Just beat Binary Domain. I had played a bit of it on the 360, but not too much, so most of this was my first time going through it.
So some quick impressions.
I like it! I honestly think it's a steal at its sale-reduction price of $3.74. It's got fun gameplay, it has an interesting story with characters you come to like, it has good music, and it's not a bad looker either.I'm not saying it's the most amazing games ever or anything, but I felt it was a very confident third-person shooter, and better than a lot of other third person shooters I have played. Lasts about 9-10 hours, took over 10 myself but I was playing on the default hardest difficulty.
Gameplay is mostly typical third-person shooter fair. You have cover, you have guns, you have enemies... But there's a few fun twists introduced here. One sort of staple one is the roll dodge, but I liked how they executed it. You aren't invincible, and it isn't so fast or moves you so far its cheap. It's fairly balanced, and definitely useful when you master it, but takes a bit of practice to get it down. The enemies in the game are robots, and as such they are can be and are shot to pieces, usually involving you shooting their 'armor' and then their 'core'. Headshots aren't death for most robots, and instead will just make them 'mindless' so that they start shooting their comrades. It can be fun to cause enemies havoc by turning various enemies in the room in 'mindless' robots so that they all start attacking each other. There's 10 bosses in the game, and I had fun with all of them. Some of the later ones are kinda bullet-sponges (at least on hard difficulty), but I had fun regardless.
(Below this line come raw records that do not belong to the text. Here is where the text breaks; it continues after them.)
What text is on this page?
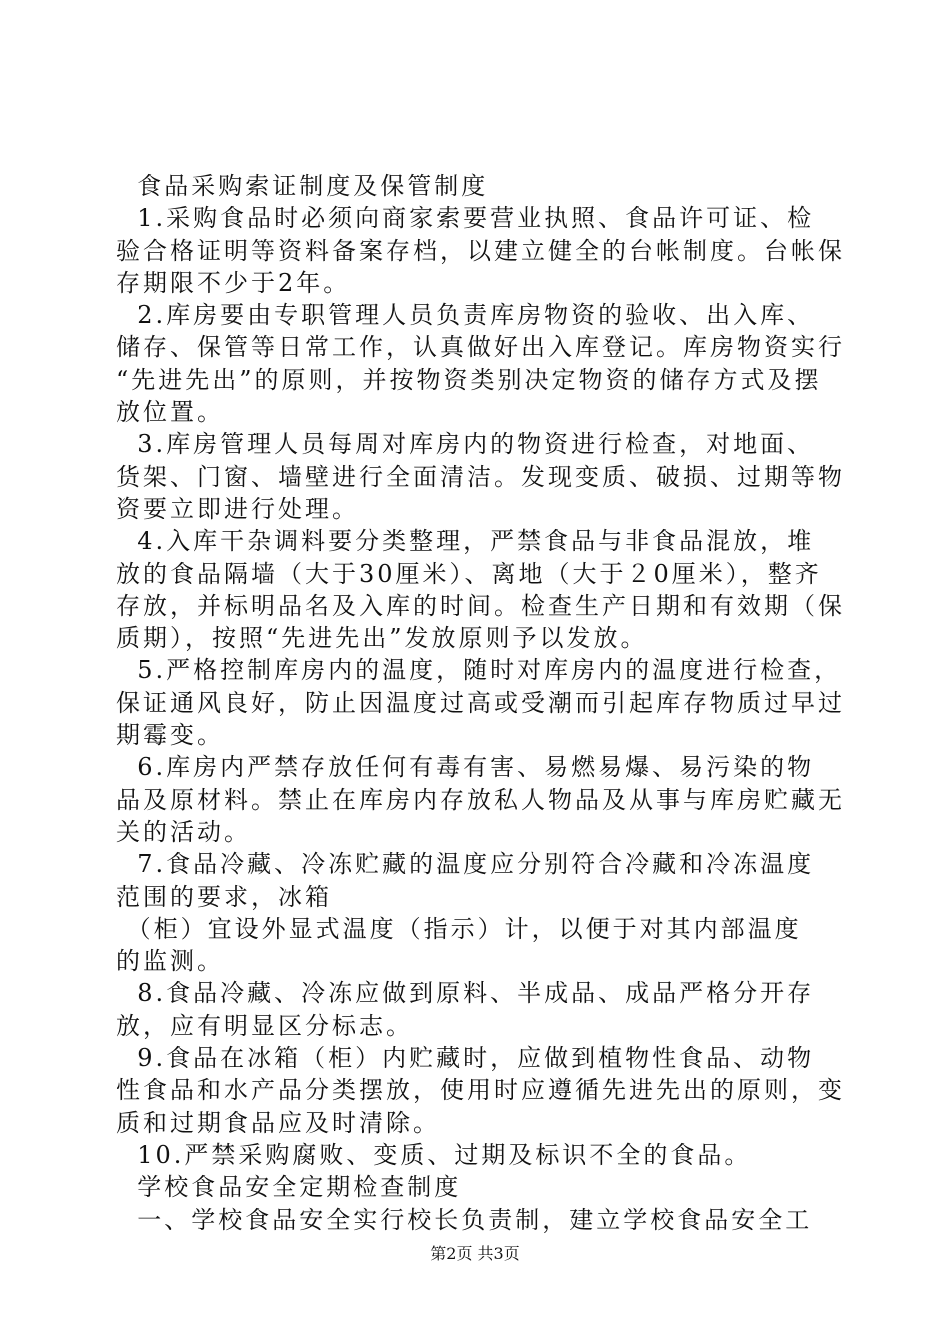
食品采购索证制度及保管制度
1.采购食品时必须向商家索要营业执照、食品许可证、检
验合格证明等资料备案存档，以建立健全的台帐制度。台帐保
存期限不少于2年。
2.库房要由专职管理人员负责库房物资的验收、出入库、
储存、保管等日常工作，认真做好出入库登记。库房物资实行
“先进先出”的原则，并按物资类别决定物资的储存方式及摆
放位置。
3.库房管理人员每周对库房内的物资进行检查，对地面、
货架、门窗、墙壁进行全面清洁。发现变质、破损、过期等物
资要立即进行处理。
4.入库干杂调料要分类整理，严禁食品与非食品混放，堆
放的食品隔墙（大于30厘米）、离地（大于２0厘米），整齐
存放，并标明品名及入库的时间。检查生产日期和有效期（保
质期），按照“先进先出”发放原则予以发放。
5.严格控制库房内的温度，随时对库房内的温度进行检查，
保证通风良好，防止因温度过高或受潮而引起库存物质过早过
期霉变。
6.库房内严禁存放任何有毒有害、易燃易爆、易污染的物
品及原材料。禁止在库房内存放私人物品及从事与库房贮藏无
关的活动。
7.食品冷藏、冷冻贮藏的温度应分别符合冷藏和冷冻温度
范围的要求，冰箱
（柜）宜设外显式温度（指示）计，以便于对其内部温度
的监测。
8.食品冷藏、冷冻应做到原料、半成品、成品严格分开存
放，应有明显区分标志。
9.食品在冰箱（柜）内贮藏时，应做到植物性食品、动物
性食品和水产品分类摆放，使用时应遵循先进先出的原则，变
质和过期食品应及时清除。
10.严禁采购腐败、变质、过期及标识不全的食品。
学校食品安全定期检查制度
一、学校食品安全实行校长负责制，建立学校食品安全工
第2页 共3页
The game also has mechanics involving your team. You have various team members, and various times in the game you are allowed to pick who you go into a level with. But this doesn't just change things on a gameplay level, but also changes the complete dialogue and look into the characters you get into that stage. You can give commands to your team, either through voice commands with a mic or prompts you can choose between. And each team member has a certain liking of you, which is decreased or increased by how you respond to them, how you treat them, if you shoot them in gameplay, if you get headshots with them near, if you help them out, if they suggest an idea if you follow it or not, etc. This is also effected by choices that happen in the story. These Team Choices ultimately can make different characters and events transpire, change dialogue in stages (which is well done, in my opinion as they seem to have dialogue for every possible combination of characters), and change you between the game's three endings.
The story is also nice. I ended up liking every character, most of the cutscenes felt like a treat to watch, and there were some good funny moments and dramatic moments throughout. The story gets a bit hammy quite often, but in such a way its enjoyable, B-grade fair with some more intelligence and tact to it.
I'd say even if you have only a passing interest in third-person shooters to buy the game when it;s on sale for $3.74, it really is a steal for that price.